Newton's Second Law of Motion states: "Acceleration is proportional to force and inversely proportional to mass."
Acceleration = Force divided by Mass
- For a given force, a 'lighter' car will accelerate at a greater rate. "To go faster you make the car 'lighter'."
- It takes Force to change the rate at which something is rotating in the same way it takes Force to change the speed an object is moving in a straight line.
- As an example: if you remove 10kg mass from a Seven, say, the spare wheel and carrier, the car will be 2% lighter and thus, 2% quicker to accelerate. For example, the 0-60 time will decrease from 5.0 sec to 4.9 secs. That's optimistic for several reasons, but serves to illustrate the point.
- The same 10 kg mass could be removed from the engine flywheel and it would have the same effect on the car being accelerated in a straight line as removing the spare wheel and carrier as above. But an addition affect would be that there is less mass for the engine to accelerate rotationally.
- The flywheel gets spun from 1000rpm to 7000rpm, back down to 5000 and up to 7000rpm again every time you change up through the gears. Now consider a playground 'roundabout' where you push on it to get it going and the kids love it (quite old fashioned - not seen one for a few years). It takes several seconds of hard pushing to get it up to speed, and yet it's not actually going anywhere - it only has ROTATIONAL velocity and hence only rotational inertia. (Inertia is: "The opposition a body offers to a change in motion." A property of all bodies. Inertia is a 'quality', but measured in terms of mass, which is a quantity).
- A 'lighter' equivalent, e.g. a spinning top, is easy to spin-up to speed because it has less mass. So back to our flywheel. I worked out once (long day at work) that from a normal to a lightened flywheel, saving about 3kg, would also give a 0.1 sec advantage 0-60. So I've lost a third of the mass, but got the same effect while accelerating the car in a straight line.
- Magical other benefits are that I can change gear more quickly as the engine can drop from 7000 to 5000rpm quicker to let me get into 2nd to give it more "Welly" earlier. So I gain a bit more there.
Here's the science bit....... A concept necessary to predict the behaviour of a rotating mass is that of its "Moment of Inertia". This quantity not only expresses the amount of mass but also its distribution about the axis of rotation. Basically this takes into account that the weight on the edge has more effect than that near the middle. To demonstrate this principle; sit on your office chair, spin it round with your arms and legs straight out. Now pull them all in - you speed-up. Your "moment of inertia" went down as you had less mass away from the centre so you HAVE to rotate faster to keep your (angular) momentum the same.

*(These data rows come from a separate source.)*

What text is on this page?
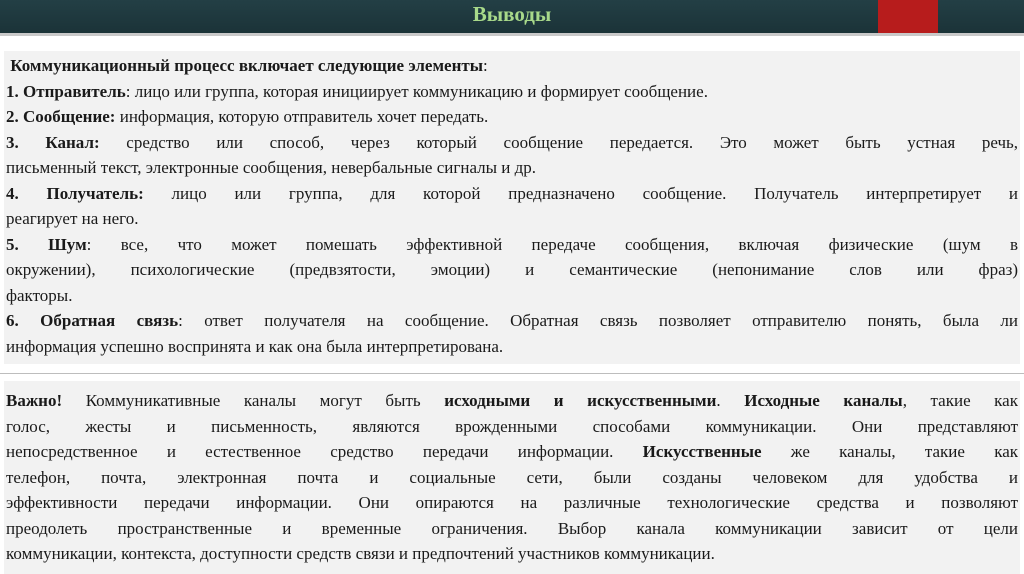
Выводы
Коммуникационный процесс включает следующие элементы:
1. Отправитель: лицо или группа, которая инициирует коммуникацию и формирует сообщение.
2. Сообщение: информация, которую отправитель хочет передать.
3. Канал: средство или способ, через который сообщение передается. Это может быть устная речь,
письменный текст, электронные сообщения, невербальные сигналы и др.
4. Получатель: лицо или группа, для которой предназначено сообщение. Получатель интерпретирует и
реагирует на него.
5. Шум: все, что может помешать эффективной передаче сообщения, включая физические (шум в
окружении), психологические (предвзятости, эмоции) и семантические (непонимание слов или фраз)
факторы.
6. Обратная связь: ответ получателя на сообщение. Обратная связь позволяет отправителю понять, была ли
информация успешно воспринята и как она была интерпретирована.
Важно! Коммуникативные каналы могут быть исходными и искусственными. Исходные каналы, такие как
голос, жесты и письменность, являются врожденными способами коммуникации. Они представляют
непосредственное и естественное средство передачи информации. Искусственные же каналы, такие как
телефон, почта, электронная почта и социальные сети, были созданы человеком для удобства и
эффективности передачи информации. Они опираются на различные технологические средства и позволяют
преодолеть пространственные и временные ограничения. Выбор канала коммуникации зависит от цели
коммуникации, контекста, доступности средств связи и предпочтений участников коммуникации.
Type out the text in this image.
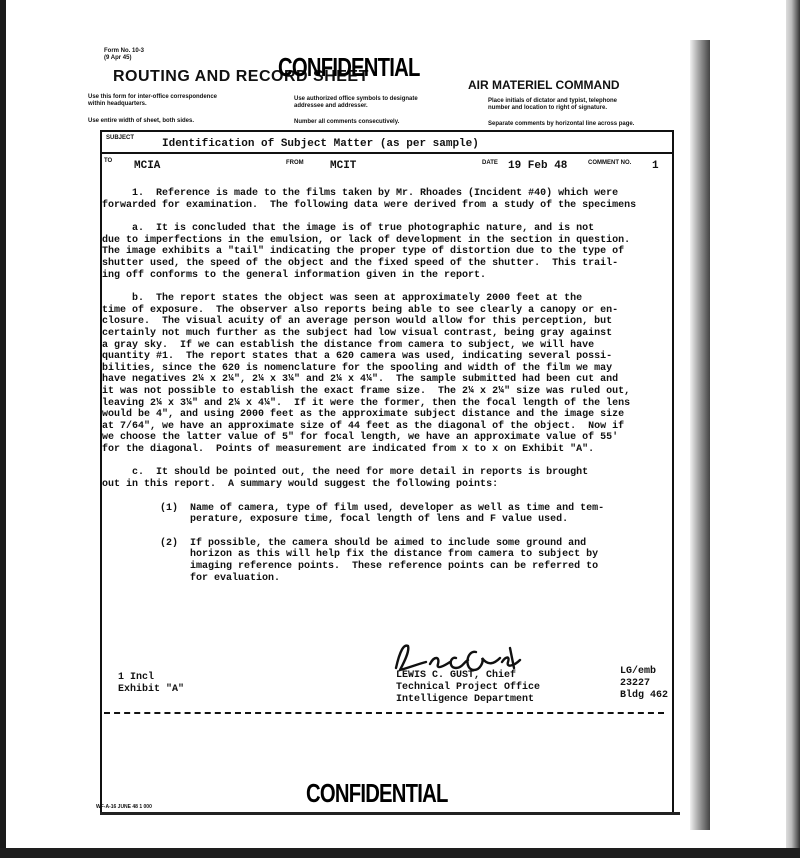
Form No. 10-3
(9 Apr 45)
ROUTING AND RECORD SHEET
CONFIDENTIAL
AIR MATERIEL COMMAND
Use this form for inter-office correspondence
within headquarters.
Use entire width of sheet, both sides.
Use authorized office symbols to designate
addressee and addresser.
Number all comments consecutively.
Place initials of dictator and typist, telephone
number and location to right of signature.
Separate comments by horizontal line across page.
SUBJECT	Identification of Subject Matter (as per sample)
TO MCIA	FROM MCIT	DATE 19 Feb 48	COMMENT NO. 1

1.  Reference is made to the films taken by Mr. Rhoades (Incident #40) which were

forwarded for examination.  The following data were derived from a study of the specimens

a.  It is concluded that the image is of true photographic nature, and is not

due to imperfections in the emulsion, or lack of development in the section in question.

The image exhibits a "tail" indicating the proper type of distortion due to the type of

shutter used, the speed of the object and the fixed speed of the shutter.  This trail-

ing off conforms to the general information given in the report.

b.  The report states the object was seen at approximately 2000 feet at the

time of exposure.  The observer also reports being able to see clearly a canopy or en-

closure.  The visual acuity of an average person would allow for this perception, but

certainly not much further as the subject had low visual contrast, being gray against

a gray sky.  If we can establish the distance from camera to subject, we will have

quantity #1.  The report states that a 620 camera was used, indicating several possi-

bilities, since the 620 is nomenclature for the spooling and width of the film we may

have negatives 2¼ x 2¼", 2¼ x 3¼" and 2¼ x 4¼".  The sample submitted had been cut and

it was not possible to establish the exact frame size.  The 2¼ x 2¼" size was ruled out,

leaving 2¼ x 3¼" and 2¼ x 4¼".  If it were the former, then the focal length of the lens

would be 4", and using 2000 feet as the approximate subject distance and the image size

at 7/64", we have an approximate size of 44 feet as the diagonal of the object.  Now if

we choose the latter value of 5" for focal length, we have an approximate value of 55'

for the diagonal.  Points of measurement are indicated from x to x on Exhibit "A".

c.  It should be pointed out, the need for more detail in reports is brought

out in this report.  A summary would suggest the following points:

(1)  Name of camera, type of film used, developer as well as time and tem-

perature, exposure time, focal length of lens and F value used.

(2)  If possible, the camera should be aimed to include some ground and

horizon as this will help fix the distance from camera to subject by

imaging reference points.  These reference points can be referred to

for evaluation.

LEWIS C. GUST, Chief
Technical Project Office
Intelligence Department
LG/emb
23227
Bldg 462
1 Incl
Exhibit "A"
CONFIDENTIAL
WF-A-16 JUNE 48 1 000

CONCLUSION: Reducing a given rotating mass (wheels, tyres, engine flywheel, clutch pressure plate, gearbox, prop shaft, differential, drive shafts, wheel hubs and brake discs) is more beneficial to Se7en acceleration in a straight line than reducing the same 'fixed' mass. Reducing a given mass from the periphery of a rotating mass is more beneficial than the same mass removed from nearer the axis of rotation.